## Bar Chart: Distribution of Single-Element Clusters
### Overview
The bar chart compares the distribution of single-element clusters across five different models: ERNIE-4.5-21B-A3B-PT, Qwen3-30B-A3B, Mixtral-8x7B-Instruct-v0.1, Llama-4-Scout-17B-16E-Instruct, and GLM-4.5-Air. The y-axis represents the percentage of single-element clusters, while the x-axis lists the names of the models.
### Components/Axes
- **Y-axis**: Single-Element Clusters (%)
- **X-axis**: Model Names
- **Legend**:
- **HC-SMoE**: Blue bars
- **M-SMoE**: Red bars
- **Error Bars**: Indicate the standard deviation of the data points
### Detailed Analysis or ### Content Details
- **ERNIE-4.5-21B-A3B-PT**: The highest percentage of single-element clusters (95%) is represented by the HC-SMoE model, followed by M-SMoE (65%).
- **Qwen3-30B-A3B**: The HC-SMoE model has the highest percentage (98%), while M-SMoE has the lowest (60%).
- **Mixtral-8x7B-Instruct-v0.1**: The HC-SMoE model has the highest percentage (85%), and M-SMoE has the lowest (30%).
- **Llama-4-Scout-17B-16E-Instruct**: The HC-SMoE model has the highest percentage (90%), and M-SMoE has the lowest (70%).

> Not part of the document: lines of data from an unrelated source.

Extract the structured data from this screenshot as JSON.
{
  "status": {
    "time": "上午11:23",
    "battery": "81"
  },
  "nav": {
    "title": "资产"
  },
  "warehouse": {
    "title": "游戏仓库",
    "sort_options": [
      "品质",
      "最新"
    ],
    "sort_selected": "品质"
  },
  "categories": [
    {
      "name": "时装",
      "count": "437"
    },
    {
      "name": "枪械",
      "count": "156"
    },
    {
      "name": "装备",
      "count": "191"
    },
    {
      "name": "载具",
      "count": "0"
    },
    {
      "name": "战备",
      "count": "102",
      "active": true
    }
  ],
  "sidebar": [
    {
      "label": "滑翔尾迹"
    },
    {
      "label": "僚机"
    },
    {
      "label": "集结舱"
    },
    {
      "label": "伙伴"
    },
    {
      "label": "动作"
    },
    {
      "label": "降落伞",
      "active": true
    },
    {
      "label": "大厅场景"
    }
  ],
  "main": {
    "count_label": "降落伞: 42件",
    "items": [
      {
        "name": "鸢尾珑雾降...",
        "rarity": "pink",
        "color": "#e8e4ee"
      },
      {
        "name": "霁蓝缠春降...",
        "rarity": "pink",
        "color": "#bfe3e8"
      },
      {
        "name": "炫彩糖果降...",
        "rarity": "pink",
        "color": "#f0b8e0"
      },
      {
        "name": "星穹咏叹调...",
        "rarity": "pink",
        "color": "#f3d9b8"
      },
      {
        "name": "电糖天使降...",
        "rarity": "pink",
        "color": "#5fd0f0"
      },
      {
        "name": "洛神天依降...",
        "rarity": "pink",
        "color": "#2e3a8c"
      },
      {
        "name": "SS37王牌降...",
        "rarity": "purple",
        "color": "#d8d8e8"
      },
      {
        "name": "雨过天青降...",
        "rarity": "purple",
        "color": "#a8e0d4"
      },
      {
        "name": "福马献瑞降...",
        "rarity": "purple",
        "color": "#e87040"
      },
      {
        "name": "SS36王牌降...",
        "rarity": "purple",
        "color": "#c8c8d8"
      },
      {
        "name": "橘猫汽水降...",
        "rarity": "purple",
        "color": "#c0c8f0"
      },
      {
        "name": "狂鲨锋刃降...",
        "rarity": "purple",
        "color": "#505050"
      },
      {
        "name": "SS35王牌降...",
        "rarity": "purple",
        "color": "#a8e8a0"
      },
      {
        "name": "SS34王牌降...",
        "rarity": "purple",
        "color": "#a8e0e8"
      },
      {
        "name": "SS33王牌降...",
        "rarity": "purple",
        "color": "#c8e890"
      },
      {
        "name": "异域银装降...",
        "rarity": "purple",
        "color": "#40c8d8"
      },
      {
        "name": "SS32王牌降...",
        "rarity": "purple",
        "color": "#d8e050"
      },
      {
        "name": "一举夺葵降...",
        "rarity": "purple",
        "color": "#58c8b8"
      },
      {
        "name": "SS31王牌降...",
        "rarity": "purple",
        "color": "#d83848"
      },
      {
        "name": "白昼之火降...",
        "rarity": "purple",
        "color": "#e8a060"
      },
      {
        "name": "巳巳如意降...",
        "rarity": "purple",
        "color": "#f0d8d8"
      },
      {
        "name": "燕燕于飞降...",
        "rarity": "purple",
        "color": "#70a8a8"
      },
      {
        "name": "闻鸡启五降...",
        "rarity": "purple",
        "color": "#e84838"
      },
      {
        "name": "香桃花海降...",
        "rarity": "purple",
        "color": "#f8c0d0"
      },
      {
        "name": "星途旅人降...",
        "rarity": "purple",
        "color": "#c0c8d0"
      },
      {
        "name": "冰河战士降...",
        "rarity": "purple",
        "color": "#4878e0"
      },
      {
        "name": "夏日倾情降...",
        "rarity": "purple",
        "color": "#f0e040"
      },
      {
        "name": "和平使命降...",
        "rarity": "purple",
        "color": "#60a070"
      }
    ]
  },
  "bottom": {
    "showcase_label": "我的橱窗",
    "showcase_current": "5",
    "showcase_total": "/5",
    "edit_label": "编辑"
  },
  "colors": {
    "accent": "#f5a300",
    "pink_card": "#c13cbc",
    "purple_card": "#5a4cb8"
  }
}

- **GLM-4.5-Air**: The HC-SMoE model has the highest percentage (92%), and M-SMoE has the lowest (68%).
### Key Observations
- The HC-SMoE model consistently has the highest percentage of single-element clusters across all models.
- The M-SMoE model has the lowest percentage of single-element clusters across all models.
- There is a significant variation in the distribution of single-element clusters between the models.
### Interpretation
The data suggests that the HC-SMoE model has a higher tendency to generate single-element clusters compared to the M-SMoE model across all models. This could indicate that the HC-SMoE model is more likely to produce clusters with a single element, which might be a characteristic of its architecture or training data. The significant variation in the distribution of single-element clusters between the models could be due to differences in their architectures, training data, or other factors.